To restore harmony between the mother and calf, the nomadic family call upon the services of group of lamas who perform a ritual with bread or dough 'effigies' (Tibetan: torma) of the mother, the calf and the individual members of the family. The rite opens with the sound of a sacred conchshell horn followed by bells in the hands of lamas, some of whom wield 'vajra' (Sanskrit). The rite takes place with members of the extended nomadic community and a number of lama at a sacred place that consists of one end of a log, or wooden pole, set in the earth, with the other end raised to the sky: a stylized 'victory banner' (Sanskrit: Dhvaja) with a piece of blue fabric entwined around it, functioning as a prayer flag (darchor-style). The log is supported by a cairn of rocks at its base as foundation. The ritual does not re-establish harmony between the mother and calf.

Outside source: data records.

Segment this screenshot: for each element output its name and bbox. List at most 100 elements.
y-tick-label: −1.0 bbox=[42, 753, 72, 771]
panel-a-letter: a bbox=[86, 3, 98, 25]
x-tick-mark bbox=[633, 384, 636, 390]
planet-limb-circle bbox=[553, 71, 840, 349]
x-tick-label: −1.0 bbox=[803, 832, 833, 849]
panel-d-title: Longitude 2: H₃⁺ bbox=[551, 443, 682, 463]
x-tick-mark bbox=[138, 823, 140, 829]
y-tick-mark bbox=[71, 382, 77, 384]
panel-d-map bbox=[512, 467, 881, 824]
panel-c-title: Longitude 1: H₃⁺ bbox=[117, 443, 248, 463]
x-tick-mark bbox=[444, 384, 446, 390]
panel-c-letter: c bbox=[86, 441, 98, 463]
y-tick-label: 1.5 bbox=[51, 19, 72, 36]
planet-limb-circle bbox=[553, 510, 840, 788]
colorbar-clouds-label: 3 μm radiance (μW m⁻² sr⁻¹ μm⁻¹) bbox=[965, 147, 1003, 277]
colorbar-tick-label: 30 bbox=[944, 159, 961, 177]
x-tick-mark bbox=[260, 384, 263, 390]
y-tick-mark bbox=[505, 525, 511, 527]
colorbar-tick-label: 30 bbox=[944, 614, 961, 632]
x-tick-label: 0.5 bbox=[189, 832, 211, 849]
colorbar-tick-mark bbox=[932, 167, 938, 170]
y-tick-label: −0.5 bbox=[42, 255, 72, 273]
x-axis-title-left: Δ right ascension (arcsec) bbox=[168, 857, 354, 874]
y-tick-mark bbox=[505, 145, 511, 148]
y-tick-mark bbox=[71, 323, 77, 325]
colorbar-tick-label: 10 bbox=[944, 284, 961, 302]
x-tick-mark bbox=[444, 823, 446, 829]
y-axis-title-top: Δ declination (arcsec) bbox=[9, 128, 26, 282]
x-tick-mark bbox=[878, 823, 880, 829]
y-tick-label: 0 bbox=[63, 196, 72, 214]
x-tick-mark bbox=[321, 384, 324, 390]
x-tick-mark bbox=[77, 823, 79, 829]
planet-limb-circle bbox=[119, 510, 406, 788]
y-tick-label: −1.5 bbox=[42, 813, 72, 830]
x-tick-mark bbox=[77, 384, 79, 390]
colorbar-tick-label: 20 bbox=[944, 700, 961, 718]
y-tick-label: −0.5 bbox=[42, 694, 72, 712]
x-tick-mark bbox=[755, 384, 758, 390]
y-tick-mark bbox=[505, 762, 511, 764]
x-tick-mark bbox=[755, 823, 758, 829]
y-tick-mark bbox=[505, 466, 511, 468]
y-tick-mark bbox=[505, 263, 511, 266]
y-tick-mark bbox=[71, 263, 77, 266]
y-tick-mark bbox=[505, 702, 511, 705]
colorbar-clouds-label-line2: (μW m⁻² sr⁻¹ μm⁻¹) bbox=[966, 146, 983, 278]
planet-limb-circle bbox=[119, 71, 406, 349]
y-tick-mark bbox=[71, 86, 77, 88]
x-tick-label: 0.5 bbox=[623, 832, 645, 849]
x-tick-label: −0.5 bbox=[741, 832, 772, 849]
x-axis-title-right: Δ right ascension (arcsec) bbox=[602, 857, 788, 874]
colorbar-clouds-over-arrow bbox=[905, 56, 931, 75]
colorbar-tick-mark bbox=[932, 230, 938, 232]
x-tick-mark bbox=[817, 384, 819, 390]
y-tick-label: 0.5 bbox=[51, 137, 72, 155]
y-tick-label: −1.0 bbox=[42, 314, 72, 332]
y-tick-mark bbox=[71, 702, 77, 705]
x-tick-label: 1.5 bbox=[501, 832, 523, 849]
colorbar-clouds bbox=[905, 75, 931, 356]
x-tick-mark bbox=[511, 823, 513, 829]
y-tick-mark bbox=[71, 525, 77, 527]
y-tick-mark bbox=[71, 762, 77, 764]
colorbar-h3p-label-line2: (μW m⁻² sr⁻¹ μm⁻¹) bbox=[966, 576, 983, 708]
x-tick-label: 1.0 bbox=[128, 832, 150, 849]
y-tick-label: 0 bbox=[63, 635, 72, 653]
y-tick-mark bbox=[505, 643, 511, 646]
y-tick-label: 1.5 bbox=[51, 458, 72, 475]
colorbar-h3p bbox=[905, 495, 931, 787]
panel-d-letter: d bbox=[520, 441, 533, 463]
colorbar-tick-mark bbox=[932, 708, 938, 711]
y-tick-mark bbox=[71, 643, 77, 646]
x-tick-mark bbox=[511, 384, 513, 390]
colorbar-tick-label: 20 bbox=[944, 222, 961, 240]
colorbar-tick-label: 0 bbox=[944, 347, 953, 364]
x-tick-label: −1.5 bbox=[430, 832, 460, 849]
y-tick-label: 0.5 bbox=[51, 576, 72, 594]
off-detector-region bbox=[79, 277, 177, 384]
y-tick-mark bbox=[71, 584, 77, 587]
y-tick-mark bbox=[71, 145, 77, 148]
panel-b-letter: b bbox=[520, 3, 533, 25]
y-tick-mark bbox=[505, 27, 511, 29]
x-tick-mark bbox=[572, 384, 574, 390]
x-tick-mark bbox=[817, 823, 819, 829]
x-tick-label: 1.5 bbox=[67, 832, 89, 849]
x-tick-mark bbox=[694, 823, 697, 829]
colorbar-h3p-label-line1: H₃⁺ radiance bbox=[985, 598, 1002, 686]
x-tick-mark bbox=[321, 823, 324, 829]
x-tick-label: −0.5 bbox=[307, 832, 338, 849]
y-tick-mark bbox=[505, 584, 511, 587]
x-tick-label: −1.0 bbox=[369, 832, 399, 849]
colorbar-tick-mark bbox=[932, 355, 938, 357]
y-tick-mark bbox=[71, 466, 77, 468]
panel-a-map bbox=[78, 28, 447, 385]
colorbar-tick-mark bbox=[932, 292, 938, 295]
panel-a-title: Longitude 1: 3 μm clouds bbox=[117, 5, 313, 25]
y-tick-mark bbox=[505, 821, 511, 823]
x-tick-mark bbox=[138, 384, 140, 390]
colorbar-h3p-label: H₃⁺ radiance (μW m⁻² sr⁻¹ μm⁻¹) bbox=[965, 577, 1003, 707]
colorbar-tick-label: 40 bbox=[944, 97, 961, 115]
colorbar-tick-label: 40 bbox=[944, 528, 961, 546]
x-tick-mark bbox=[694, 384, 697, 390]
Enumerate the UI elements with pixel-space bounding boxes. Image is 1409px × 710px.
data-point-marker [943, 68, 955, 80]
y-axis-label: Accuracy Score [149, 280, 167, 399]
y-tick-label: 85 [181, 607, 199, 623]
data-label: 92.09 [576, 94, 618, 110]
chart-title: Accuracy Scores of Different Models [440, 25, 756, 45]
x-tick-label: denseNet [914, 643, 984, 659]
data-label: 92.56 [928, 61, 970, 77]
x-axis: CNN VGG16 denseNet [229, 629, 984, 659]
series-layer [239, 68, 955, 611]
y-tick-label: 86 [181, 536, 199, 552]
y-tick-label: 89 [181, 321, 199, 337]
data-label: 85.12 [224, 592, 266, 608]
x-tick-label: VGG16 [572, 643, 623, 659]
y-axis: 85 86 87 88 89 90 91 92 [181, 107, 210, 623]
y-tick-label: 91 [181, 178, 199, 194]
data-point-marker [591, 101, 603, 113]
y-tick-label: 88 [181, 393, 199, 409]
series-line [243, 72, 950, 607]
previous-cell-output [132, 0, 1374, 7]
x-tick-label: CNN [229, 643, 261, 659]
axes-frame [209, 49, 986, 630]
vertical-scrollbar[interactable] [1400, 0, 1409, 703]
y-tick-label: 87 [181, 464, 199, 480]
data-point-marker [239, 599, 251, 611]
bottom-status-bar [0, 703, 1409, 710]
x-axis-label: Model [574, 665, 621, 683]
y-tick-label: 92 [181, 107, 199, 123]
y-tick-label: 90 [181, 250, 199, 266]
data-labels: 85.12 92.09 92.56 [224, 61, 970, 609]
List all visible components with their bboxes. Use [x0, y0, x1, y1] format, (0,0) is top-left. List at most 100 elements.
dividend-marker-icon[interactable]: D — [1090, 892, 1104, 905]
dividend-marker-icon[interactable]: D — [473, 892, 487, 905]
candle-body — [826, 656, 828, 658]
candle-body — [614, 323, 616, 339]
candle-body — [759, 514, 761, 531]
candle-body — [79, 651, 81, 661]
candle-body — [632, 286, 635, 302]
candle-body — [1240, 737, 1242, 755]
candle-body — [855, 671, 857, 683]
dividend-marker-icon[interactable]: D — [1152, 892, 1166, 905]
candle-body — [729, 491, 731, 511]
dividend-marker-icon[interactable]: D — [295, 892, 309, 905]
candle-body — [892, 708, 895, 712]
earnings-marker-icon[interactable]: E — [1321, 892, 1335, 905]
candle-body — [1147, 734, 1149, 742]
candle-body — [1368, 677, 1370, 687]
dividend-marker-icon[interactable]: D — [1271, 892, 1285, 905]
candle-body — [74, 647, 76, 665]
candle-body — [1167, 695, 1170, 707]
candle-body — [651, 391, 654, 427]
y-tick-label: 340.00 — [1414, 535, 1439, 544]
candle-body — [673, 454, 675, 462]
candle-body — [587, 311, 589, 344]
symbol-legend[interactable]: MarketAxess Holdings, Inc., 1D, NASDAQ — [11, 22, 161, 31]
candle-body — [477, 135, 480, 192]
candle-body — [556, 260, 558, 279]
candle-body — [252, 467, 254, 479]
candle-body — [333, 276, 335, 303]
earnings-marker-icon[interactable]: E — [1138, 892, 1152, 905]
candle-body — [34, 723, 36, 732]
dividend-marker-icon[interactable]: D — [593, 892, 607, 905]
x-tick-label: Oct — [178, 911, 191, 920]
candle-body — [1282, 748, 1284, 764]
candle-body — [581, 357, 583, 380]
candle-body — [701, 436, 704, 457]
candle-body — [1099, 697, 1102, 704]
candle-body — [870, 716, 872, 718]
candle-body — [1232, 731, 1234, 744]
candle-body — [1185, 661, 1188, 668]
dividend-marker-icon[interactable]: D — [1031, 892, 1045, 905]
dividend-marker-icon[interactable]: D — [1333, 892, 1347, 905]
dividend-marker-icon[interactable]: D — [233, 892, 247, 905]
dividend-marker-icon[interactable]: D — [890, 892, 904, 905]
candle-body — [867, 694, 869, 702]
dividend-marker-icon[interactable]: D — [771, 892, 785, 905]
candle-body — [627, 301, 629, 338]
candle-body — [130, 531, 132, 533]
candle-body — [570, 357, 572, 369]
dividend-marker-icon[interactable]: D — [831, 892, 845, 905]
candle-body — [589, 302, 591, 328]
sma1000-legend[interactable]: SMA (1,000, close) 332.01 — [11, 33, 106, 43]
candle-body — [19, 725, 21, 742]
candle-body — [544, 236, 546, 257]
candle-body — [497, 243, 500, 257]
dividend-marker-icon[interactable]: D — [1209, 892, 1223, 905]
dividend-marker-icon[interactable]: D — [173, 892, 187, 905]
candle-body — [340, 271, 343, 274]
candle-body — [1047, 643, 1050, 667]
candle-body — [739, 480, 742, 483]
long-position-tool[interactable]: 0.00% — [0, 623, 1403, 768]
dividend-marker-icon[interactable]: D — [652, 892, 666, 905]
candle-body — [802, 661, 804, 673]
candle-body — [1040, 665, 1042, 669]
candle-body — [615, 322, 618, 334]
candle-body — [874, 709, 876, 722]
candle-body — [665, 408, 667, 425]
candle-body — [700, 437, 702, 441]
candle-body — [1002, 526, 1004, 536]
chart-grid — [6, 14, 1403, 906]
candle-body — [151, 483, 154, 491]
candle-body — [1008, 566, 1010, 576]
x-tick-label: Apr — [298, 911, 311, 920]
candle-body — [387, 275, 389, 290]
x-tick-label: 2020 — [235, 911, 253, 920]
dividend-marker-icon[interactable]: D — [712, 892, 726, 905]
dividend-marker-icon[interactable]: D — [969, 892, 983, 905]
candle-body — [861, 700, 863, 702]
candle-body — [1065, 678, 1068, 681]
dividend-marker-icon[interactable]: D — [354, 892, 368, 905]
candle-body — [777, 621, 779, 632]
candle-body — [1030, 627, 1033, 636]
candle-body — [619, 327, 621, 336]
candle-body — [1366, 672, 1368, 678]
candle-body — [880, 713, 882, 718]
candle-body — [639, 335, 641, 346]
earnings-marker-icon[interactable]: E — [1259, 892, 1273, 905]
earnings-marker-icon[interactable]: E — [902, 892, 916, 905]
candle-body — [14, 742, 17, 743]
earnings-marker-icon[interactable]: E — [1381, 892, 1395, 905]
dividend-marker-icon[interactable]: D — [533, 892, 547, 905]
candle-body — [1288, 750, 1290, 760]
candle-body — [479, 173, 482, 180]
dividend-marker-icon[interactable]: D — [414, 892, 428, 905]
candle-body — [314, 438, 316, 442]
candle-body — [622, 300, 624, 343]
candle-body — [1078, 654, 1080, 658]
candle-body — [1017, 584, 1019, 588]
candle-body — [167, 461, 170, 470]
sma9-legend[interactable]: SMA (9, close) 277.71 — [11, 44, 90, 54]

The family then resolve to secure the services of an indigenous 'violinist' to play the music for a Mongolian 'Hoos' ritual. They send their two young boys on a journey through the desert to the community marketplace to locate a musician. The 'violinist' --who plays more precisely, a Morin Khuur-- is summoned to the camp and a ritual of folk music and chanting is enacted. The musician first drapes the morin khuur on the first hump of the camel to establish a sympathetic magical linkage between the mother and the state of harmony represented by the instrument. Then once this is done removes the instrument and commences to play. As the musician sounds the Mongolian 'violin', the female family member who lulled her child to sleep with a lullaby earlier in the documentary, repeatedly entones the calming sounds and beautiful melody of the 'hoos'. Immediately after the rite the mother and calf are reconciled and the calf draws milk from her teat.